The html5ever parser source [1] is remarkably easy to read, since it uses the Rust macro system to represent the state transitions declaratively. It also uses pattern matching to nice effect.
I would hope it would be nice to read since one could argue Rust was designed for the purpose of building Servo. So, if you can't implement Servo nicely in Rust, it'd be a pretty bad design.
I think you've mistaken what pcwalton was trying to say. This library is interesting because (via macros) it creates a DSL that attempts to emulate how the HTML 5 spec is written, in order to more easily verify the correctness of the implementation. Note that, by dint of much of HTML being an accident of history, the HTML 5 spec is somewhat imposing; it's not going to be a cakewalk in any language, and at the same time it's bespoke enough that it would be silly to design your language to cater to the needs of the HTML 5 spec in particular. The fact that Rust can create DSLs via macros does help here, though I wouldn't recommend this approach for anything other than a similarly extreme case. In fact I'd say this library has the most extensive macro use of any production Rust code I've ever seen, it's quite atypical as far as Rust code goes.

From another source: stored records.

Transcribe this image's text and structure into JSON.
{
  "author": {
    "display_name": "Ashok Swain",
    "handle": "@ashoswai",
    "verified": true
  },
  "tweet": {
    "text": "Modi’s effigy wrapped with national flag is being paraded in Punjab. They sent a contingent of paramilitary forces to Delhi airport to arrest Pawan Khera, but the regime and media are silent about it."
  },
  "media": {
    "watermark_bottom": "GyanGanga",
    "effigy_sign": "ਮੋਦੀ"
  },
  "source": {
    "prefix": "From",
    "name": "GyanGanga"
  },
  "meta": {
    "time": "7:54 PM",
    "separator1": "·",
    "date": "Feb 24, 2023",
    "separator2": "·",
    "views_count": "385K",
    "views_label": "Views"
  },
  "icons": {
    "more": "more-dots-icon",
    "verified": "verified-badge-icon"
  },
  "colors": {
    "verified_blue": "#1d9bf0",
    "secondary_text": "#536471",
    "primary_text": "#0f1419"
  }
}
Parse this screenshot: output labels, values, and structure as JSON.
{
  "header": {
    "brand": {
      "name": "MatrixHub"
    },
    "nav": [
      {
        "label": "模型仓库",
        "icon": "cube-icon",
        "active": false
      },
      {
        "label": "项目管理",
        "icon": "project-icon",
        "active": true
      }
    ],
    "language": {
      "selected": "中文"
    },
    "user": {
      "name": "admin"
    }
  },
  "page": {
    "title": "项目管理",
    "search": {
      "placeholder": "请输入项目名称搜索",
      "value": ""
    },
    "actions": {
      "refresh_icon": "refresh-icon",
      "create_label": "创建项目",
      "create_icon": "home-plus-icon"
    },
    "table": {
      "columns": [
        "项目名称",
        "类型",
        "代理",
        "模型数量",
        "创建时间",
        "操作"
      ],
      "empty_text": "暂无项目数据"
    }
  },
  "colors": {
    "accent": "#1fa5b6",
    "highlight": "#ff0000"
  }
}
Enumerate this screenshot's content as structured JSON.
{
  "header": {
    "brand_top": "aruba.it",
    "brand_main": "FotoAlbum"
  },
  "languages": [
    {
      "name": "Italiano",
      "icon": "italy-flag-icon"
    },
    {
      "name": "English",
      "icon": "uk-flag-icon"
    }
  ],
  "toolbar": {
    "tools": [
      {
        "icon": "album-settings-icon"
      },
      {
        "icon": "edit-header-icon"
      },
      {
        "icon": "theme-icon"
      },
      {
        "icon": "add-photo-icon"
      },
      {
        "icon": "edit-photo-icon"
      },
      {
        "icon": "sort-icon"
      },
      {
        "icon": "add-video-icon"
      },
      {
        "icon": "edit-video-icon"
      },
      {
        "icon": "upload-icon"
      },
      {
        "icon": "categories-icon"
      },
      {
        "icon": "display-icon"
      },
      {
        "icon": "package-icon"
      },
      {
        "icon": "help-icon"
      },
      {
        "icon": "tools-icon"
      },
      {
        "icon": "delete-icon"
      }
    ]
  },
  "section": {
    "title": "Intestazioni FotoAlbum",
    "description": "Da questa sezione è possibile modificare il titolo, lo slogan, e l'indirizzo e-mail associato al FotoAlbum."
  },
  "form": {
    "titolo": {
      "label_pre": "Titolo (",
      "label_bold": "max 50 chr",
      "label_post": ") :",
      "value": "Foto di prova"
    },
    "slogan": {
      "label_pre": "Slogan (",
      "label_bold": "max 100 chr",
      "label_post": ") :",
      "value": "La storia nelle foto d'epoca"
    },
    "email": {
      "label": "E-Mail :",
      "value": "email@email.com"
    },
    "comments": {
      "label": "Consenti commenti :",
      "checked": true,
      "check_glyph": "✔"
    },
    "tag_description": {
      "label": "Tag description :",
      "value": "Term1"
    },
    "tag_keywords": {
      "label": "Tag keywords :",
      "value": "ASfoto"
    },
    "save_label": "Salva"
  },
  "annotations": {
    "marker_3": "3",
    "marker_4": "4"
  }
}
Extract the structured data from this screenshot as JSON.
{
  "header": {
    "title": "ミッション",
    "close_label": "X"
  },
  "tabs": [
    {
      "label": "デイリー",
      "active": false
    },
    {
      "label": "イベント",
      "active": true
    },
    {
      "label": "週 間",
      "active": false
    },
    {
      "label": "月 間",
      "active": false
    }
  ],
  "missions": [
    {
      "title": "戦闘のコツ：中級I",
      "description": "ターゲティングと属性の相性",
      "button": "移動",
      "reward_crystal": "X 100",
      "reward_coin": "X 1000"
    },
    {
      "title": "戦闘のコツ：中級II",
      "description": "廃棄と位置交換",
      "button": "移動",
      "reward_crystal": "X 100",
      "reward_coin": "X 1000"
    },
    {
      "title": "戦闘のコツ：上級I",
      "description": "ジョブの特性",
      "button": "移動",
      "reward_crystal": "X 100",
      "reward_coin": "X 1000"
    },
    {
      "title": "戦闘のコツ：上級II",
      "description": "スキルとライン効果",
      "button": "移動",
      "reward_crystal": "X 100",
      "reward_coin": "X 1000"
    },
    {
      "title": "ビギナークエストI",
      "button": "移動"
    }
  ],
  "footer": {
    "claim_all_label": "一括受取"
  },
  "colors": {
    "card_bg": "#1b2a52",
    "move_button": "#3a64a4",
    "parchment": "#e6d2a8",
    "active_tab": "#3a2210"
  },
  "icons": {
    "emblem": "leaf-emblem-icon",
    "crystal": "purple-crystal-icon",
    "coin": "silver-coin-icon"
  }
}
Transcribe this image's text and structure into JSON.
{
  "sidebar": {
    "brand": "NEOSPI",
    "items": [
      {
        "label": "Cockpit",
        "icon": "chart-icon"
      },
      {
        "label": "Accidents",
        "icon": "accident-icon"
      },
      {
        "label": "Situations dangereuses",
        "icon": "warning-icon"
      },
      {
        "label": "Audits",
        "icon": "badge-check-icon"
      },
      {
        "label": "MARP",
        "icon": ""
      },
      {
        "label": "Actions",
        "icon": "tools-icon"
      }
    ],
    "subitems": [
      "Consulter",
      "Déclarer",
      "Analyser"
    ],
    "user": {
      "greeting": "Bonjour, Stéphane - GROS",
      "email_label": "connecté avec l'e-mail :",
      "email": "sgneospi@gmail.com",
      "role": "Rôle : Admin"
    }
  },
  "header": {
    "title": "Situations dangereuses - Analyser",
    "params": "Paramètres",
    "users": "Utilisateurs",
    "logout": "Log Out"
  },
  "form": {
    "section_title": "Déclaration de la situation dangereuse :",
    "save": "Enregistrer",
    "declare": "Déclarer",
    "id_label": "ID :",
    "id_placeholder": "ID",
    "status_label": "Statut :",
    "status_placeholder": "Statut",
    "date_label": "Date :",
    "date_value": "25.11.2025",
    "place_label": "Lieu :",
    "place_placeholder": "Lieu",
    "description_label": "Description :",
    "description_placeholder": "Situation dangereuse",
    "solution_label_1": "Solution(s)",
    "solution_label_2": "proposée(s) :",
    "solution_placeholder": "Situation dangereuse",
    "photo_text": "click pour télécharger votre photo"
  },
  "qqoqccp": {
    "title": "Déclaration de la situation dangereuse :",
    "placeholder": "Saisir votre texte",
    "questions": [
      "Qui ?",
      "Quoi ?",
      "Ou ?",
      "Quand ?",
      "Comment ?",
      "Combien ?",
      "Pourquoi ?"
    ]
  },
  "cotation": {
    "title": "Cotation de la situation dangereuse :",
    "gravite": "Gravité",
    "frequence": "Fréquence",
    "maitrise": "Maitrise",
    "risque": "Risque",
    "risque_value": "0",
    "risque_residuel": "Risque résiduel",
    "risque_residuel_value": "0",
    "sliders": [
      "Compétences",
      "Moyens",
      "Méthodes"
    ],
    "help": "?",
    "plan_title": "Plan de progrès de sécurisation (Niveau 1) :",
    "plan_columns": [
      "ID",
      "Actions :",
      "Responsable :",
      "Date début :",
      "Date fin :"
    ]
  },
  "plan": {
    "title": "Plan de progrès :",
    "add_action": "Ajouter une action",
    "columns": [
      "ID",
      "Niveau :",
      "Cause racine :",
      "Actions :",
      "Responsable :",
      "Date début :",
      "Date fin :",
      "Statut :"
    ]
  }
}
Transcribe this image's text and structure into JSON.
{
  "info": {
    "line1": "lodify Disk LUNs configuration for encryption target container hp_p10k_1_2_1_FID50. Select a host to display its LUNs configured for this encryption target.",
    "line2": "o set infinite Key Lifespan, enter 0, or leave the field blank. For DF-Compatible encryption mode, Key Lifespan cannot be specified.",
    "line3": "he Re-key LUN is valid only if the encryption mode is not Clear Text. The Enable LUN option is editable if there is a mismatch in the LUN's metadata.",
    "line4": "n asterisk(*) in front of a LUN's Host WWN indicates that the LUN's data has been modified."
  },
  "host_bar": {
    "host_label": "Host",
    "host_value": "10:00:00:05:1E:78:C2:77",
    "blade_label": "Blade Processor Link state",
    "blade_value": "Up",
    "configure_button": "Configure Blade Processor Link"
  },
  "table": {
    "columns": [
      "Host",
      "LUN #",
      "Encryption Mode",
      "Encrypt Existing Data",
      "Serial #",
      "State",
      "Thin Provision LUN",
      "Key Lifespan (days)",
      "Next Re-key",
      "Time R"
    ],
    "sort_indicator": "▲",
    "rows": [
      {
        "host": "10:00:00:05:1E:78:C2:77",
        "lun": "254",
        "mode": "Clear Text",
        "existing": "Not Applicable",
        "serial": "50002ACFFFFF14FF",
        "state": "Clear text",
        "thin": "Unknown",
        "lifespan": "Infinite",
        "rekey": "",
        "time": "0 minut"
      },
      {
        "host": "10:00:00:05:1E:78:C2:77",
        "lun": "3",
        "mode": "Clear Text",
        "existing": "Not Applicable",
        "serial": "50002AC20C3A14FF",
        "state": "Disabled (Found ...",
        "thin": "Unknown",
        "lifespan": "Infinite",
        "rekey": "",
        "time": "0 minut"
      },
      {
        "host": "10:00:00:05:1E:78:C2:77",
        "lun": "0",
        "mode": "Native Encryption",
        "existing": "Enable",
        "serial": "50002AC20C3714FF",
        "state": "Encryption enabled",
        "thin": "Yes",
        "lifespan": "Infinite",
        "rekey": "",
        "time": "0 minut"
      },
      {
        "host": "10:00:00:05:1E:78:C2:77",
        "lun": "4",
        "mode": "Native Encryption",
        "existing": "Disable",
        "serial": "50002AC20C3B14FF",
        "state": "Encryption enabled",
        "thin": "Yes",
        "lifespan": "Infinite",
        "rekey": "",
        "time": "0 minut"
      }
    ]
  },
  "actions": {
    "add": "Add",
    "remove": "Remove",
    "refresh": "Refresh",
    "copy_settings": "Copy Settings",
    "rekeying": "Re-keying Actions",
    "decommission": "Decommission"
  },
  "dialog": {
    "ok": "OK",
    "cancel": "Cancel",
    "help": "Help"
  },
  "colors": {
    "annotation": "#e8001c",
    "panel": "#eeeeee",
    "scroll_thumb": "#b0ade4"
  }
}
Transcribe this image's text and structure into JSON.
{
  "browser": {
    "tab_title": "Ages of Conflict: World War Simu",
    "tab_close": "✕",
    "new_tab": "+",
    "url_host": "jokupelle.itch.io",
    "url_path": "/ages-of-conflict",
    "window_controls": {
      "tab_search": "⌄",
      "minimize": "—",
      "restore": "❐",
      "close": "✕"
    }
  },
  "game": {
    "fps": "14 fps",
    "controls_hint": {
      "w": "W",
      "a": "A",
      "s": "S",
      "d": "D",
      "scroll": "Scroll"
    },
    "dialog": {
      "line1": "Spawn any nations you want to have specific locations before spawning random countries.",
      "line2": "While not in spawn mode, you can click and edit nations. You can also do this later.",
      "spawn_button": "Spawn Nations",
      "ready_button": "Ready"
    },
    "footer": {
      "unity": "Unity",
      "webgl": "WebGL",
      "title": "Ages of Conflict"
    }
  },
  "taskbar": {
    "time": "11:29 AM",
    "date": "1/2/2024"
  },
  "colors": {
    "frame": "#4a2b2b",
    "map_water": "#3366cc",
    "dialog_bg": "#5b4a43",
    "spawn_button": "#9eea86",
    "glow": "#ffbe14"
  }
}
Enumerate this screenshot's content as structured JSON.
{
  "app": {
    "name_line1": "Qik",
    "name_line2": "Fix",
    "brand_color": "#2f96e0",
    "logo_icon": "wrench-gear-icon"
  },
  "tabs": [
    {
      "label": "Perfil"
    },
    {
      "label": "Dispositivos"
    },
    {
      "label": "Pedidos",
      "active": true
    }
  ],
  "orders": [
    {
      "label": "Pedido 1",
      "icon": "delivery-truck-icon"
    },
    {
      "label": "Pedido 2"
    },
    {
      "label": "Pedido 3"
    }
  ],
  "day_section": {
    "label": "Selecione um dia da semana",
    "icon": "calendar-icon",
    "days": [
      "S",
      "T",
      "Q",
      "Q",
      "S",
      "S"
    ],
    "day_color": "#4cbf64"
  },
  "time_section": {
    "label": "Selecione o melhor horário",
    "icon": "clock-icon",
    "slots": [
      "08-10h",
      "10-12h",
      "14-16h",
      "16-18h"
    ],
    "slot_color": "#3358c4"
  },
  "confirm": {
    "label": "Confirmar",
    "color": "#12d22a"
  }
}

If Rust were solely designed for the purpose of building Servo, we'd have OO - Servo quite badly wants it for the DOM - and a whole bunch of other one-off features. In practice, Rust is a language built for systems development in general with Servo having been an early testbed to make sure it's going in the right direction.
Seems to be using lxml's C API for treebuilding; I wonder how that compares (perf wise, primarily) to using libxml2 directly and then calling adoptExternalDocument?
As a contributor to html5ever, it isn't made to parse the same way Firefox does, just so that it parses HTML5 correctly. Hopefully, the two are the same, but in practice some Firefox parser errors/behaviors won't be reproduced.